Applying Buddhist principles to mode deactivation theory and practice

Swart, Joan
April 2014
International Journal of Behavioral Consultation & Therapy;2014, Vol. 9 Issue 2, p26
Academic Journal
The use of “secular” or ‘”Westernized’” Buddhism concepts and principles is becoming increasingly prevalent in Western psychological theories and therapy approaches. Systems such as Mode Deactivation Therapy (MDT), Acceptance and Commitment Therapy (ACT), Dialectical Behavior Therapy (DBT), and Mindfulness-based Cognitive Therapy (MBCT) incorporate mindfulness practices into the methodology to affect cognitive and emotional processes.

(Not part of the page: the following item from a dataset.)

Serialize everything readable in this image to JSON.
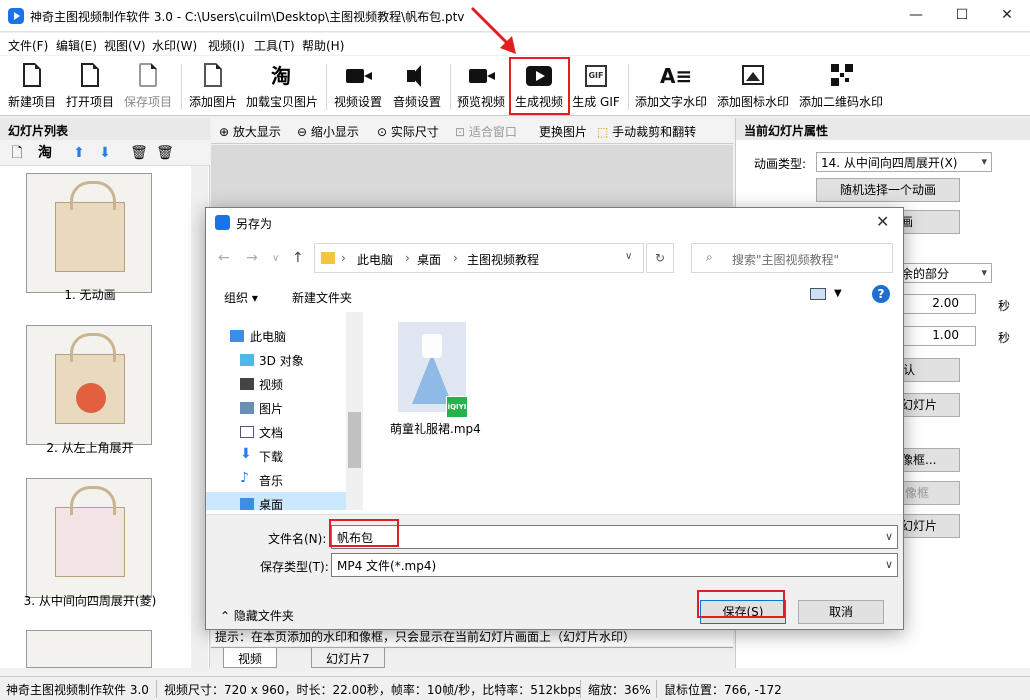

However, there remains a need for understanding the mechanisms how emotions are dealt with in Buddhism and whether that knowledge and insight can be fruitfully applied in modern psychology. Already, beyond mindfulness, there are similarities in the Buddhist understanding of the human condition of suffering and psychological efforts to alleviate emotional distress. As such, there is a strong resemblance between the Buddhist idea of uh-attachment and the principle of emotional and cognitive defusion in psychology. Both systems concede that unsatisfactoriness is caused by clinging to a perception of the self, others, and the world that is probably outdated and inaccurate. Often, based on uncontrolled emotions, these perceptions ultimately activate behavior that is unhelpful and inappropriate in the real situation--compared to how it is automatically perceived based on past experiences. In order to examine the compatibility of Buddhist concepts and practices with psychotherapy and specifically Mode Deactivation Therapy (MDT), this article engages the literature and tests that assumption.